Previous findings revealed that SOX2 is expressed in bronchial epithelial cells of the lung, whereas it is absent in alveolar cells.17, 22 Likewise, adenocarcinoma precursor lesions, such as atypical adenomatous hyperplasia, proved to be negative for SOX2 expression.17 In concordance, we could not detect any high-level SOX2 amplification in lung adenocarcinomas and only low-level SOX2 amplification in about 6% of cases. Protein expression levels were significantly lower in lung adenocarcinomas compared with squamous cell carcinomas. Neither the correlation analysis with clinicopathological patient data, nor the survival analysis comparing different levels of SOX2 expression revealed any consistent results to predict patient outcome in lung adenocarcinomas. Notably, we found low-level amplification of SOX2 to be associated with shorter patient survival in the New York cohort, but despite otherwise homogenous results in the two cohorts we were not able to confirm this particular finding in the Zurich cohort. Interestingly, Sholl et al19 found SOX2 expression to be a prognostic factor of worse patient outcome in stage I lung adenocarcinomas.

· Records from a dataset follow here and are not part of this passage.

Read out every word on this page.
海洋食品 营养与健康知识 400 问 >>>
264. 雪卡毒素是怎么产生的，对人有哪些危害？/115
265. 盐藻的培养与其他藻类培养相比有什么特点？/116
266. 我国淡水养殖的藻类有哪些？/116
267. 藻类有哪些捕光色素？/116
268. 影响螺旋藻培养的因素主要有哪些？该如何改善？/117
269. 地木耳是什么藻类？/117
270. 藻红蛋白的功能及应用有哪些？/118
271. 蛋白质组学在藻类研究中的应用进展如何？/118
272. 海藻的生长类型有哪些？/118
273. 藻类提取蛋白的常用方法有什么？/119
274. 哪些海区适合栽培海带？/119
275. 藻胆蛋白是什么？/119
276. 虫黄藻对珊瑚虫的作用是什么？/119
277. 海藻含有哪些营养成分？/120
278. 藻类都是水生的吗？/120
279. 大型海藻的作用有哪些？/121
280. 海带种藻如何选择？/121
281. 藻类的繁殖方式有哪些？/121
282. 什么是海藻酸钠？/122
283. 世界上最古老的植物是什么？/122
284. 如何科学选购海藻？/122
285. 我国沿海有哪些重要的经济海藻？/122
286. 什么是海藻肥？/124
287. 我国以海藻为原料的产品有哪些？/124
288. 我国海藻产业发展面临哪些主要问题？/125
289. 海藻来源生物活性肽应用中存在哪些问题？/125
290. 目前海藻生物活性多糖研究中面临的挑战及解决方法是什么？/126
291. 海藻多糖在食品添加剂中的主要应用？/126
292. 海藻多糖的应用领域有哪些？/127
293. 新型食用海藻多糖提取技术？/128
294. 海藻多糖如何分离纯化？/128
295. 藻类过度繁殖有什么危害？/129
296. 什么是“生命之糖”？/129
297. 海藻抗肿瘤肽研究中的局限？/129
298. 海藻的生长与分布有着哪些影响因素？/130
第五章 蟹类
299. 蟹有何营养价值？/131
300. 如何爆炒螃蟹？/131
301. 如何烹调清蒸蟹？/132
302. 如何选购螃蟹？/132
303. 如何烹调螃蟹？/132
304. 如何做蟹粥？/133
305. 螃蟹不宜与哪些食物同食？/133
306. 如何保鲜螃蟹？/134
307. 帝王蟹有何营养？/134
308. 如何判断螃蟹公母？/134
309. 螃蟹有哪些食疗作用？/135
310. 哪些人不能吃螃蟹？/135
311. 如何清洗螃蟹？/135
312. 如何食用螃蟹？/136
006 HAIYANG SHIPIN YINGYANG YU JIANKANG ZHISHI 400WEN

Taken together, these results might suggest a prognostic role for SOX2 in lung adenocarcinomas. However, given the overall low frequency of SOX2 amplification and overexpression, the significance of this finding needs further evaluation. Most importantly, the finding of SOX2 amplification/upregulation being frequent in lung squamous cell carcinomas, but rare in lung adenocarcinomas might reflect a fundamental molecular difference in carcinogenesis between these tumor entities.

Conclusion

Amplification and overexpression of SOX2 are common in lung squamous cell carcinomas, but not adenocarcinomas, of the lung. SOX2 amplification is associated with higher SOX2 expression levels, suggesting a gene dosage effect. Both SOX2 amplification and expression are associated with favorable clinicopathological features in squamous cell carcinomas, including longer overall survival.